Because O'Brien's exit deal with NBC prevents him from going back on the air before the fall, there's some time to kill, but both TBS and O'Brien are using the time wisely. With a new slogan, "Coco is with TBS," the station has already reached out to O'Brien's hardcore fans. Meanwhile, O'Brien is out touring with the slogan "A night of music, comedy, hugging, and the occasional awkward silence." Hugging, apparently, is how he connects with his fans.

"There's a bit of sexual tension between you and I," O'Brien once told me during his audience warm-up before a taping of Late Night With Conan O'Brien. "Come here and give me a hug."

A high school senior skipping school a little more than a decade ago, I didn't expect to find myself in O'Brien's arms before a packed studio when they shuffled me and my friends into the second row.

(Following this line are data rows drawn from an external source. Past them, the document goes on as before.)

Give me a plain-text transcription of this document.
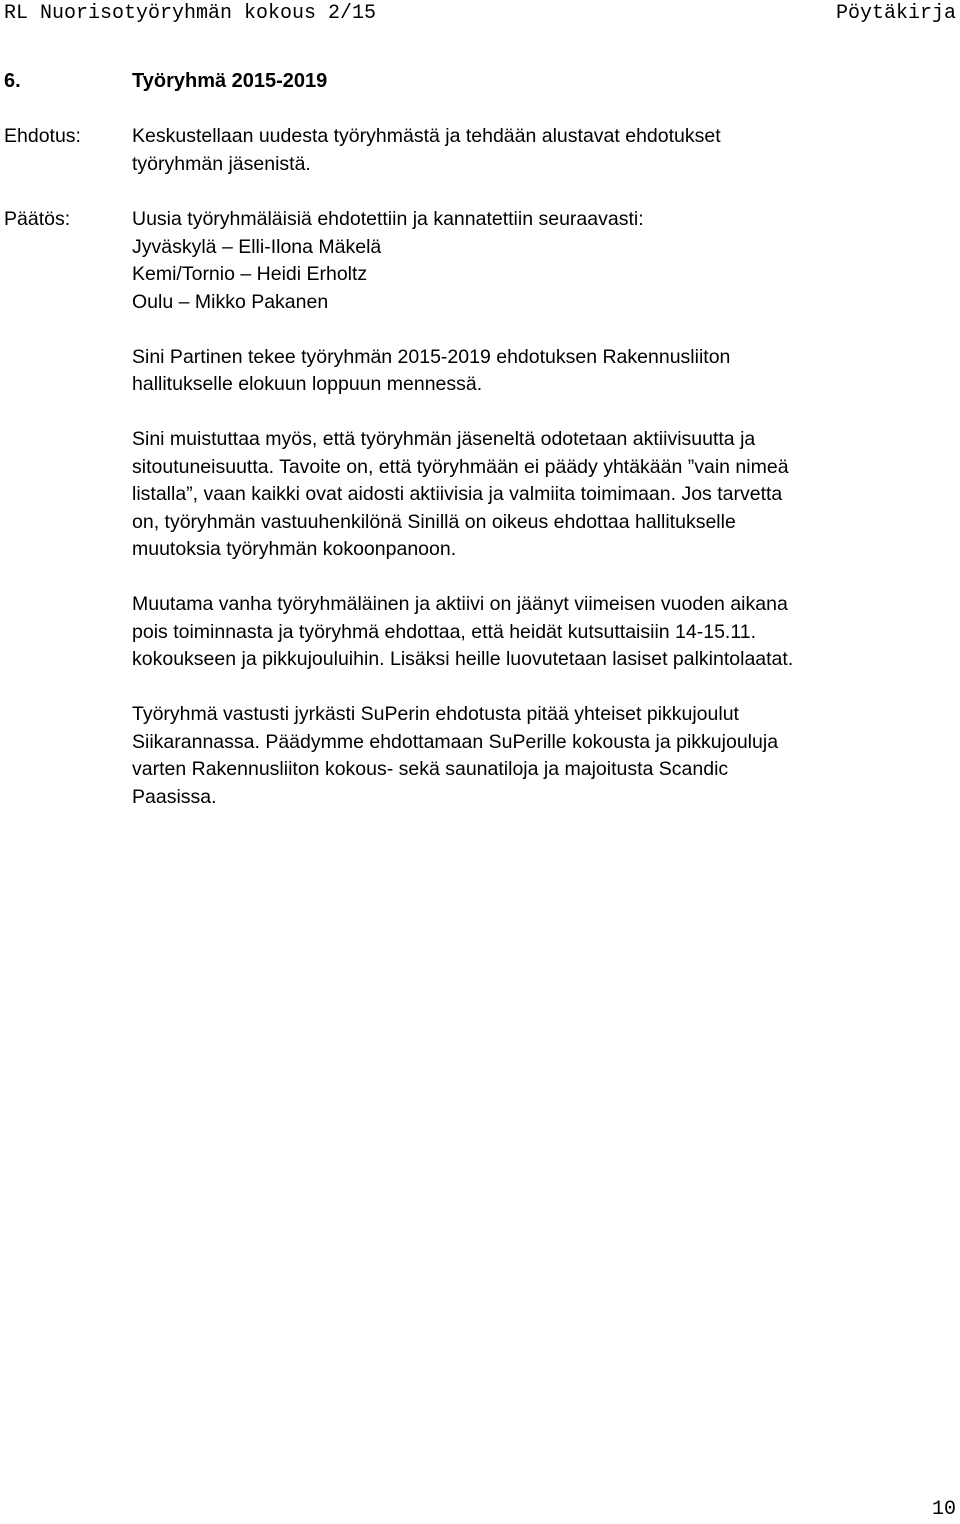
RL Nuorisotyöryhmän kokous 2/15	Pöytäkirja
6.	Työryhmä 2015-2019
Ehdotus:	Keskustellaan uudesta työryhmästä ja tehdään alustavat ehdotukset
työryhmän jäsenistä.
Päätös:	Uusia työryhmäläisiä ehdotettiin ja kannatettiin seuraavasti:
Jyväskylä – Elli-Ilona Mäkelä
Kemi/Tornio – Heidi Erholtz
Oulu – Mikko Pakanen
Sini Partinen tekee työryhmän 2015-2019 ehdotuksen Rakennusliiton
hallitukselle elokuun loppuun mennessä.
Sini muistuttaa myös, että työryhmän jäseneltä odotetaan aktiivisuutta ja
sitoutuneisuutta. Tavoite on, että työryhmään ei päädy yhtäkään ”vain nimeä
listalla”, vaan kaikki ovat aidosti aktiivisia ja valmiita toimimaan. Jos tarvetta
on, työryhmän vastuuhenkilönä Sinillä on oikeus ehdottaa hallitukselle
muutoksia työryhmän kokoonpanoon.
Muutama vanha työryhmäläinen ja aktiivi on jäänyt viimeisen vuoden aikana
pois toiminnasta ja työryhmä ehdottaa, että heidät kutsuttaisiin 14-15.11.
kokoukseen ja pikkujouluihin. Lisäksi heille luovutetaan lasiset palkintolaatat.
Työryhmä vastusti jyrkästi SuPerin ehdotusta pitää yhteiset pikkujoulut
Siikarannassa. Päädymme ehdottamaan SuPerille kokousta ja pikkujouluja
varten Rakennusliiton kokous- sekä saunatiloja ja majoitusta Scandic
Paasissa.
10
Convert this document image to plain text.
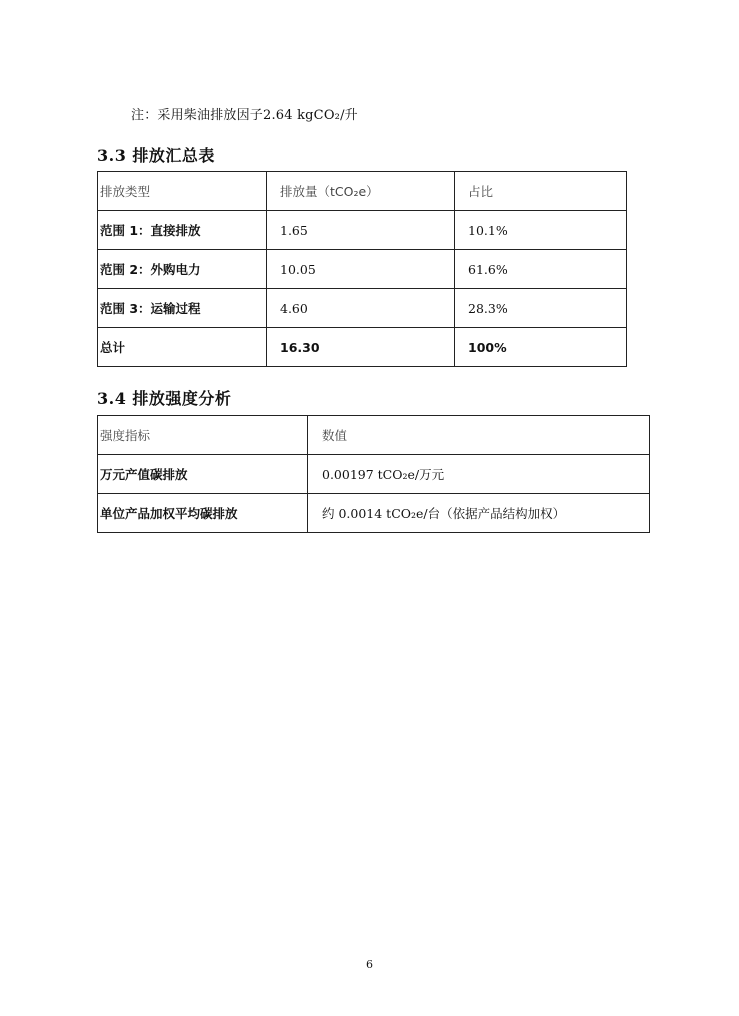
注：采用柴油排放因子2.64 kgCO₂/升
3.3 排放汇总表
排放类型	排放量（tCO₂e）	占比
范围 1：直接排放	1.65	10.1%
范围 2：外购电力	10.05	61.6%
范围 3：运输过程	4.60	28.3%
总计	16.30	100%
3.4 排放强度分析
强度指标	数值
万元产值碳排放	0.00197 tCO₂e/万元
单位产品加权平均碳排放	约 0.0014 tCO₂e/台（依据产品结构加权）
6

My head square against O'Brien's chest -- he's six-foot-four, and, well, I'm not -- we took turns man-patting each other's backs.

"There, that's better," he said. My face was bright red but I enjoyed playing along. "Now why don't you go hug that guy over there?" he said, pointing me towards a 50-something guy with slicked back hair and yellow teeth. I obliged, and from that moment forward I was no longer a young fan but also a part of the act, for a day at least.

He hasn't hugged all his fans and audience members, but throughout his 16-year run as host of Late Night and his abbreviated stint as the Tonight Show host, O'Brien has filled the space that divides a TV-star and the average viewer with humanness and relentless self-deprecation. Maybe he had to develop that sensibility; he's a giant red-headed comedian with a penchant for dancing poorly, and his monologues -- short and formulaic -- aren't his strength. O'Brien's greatest asset has always been his personality.

"I had a show," O'Brien wrote in his Twitter bio. "Then I had a different show. Now I have a Twitter account." Now he's got almost a million followers and there's billboards scattered across the U.S. featuring his 140-character updates. He never could have imagined trading in his Tonight Show digs for a Twitter account and a trip to cable television, but when the opportunity presented, maybe O'Brien realized that TBS is the best way to embrace his fans. Of course the shakeup is sweeter with a $45 million buyout and carte blanche to do anything short of defecate on a effigy of NBC CEO Jeff Zucker.

So what might the first week of O'Brien's show look like on TBS? I imagine a sketch where the Horny Manatee attempts to seduce the Masturbating Bear and Little Jay Leno gets run over by a truck. Something like that.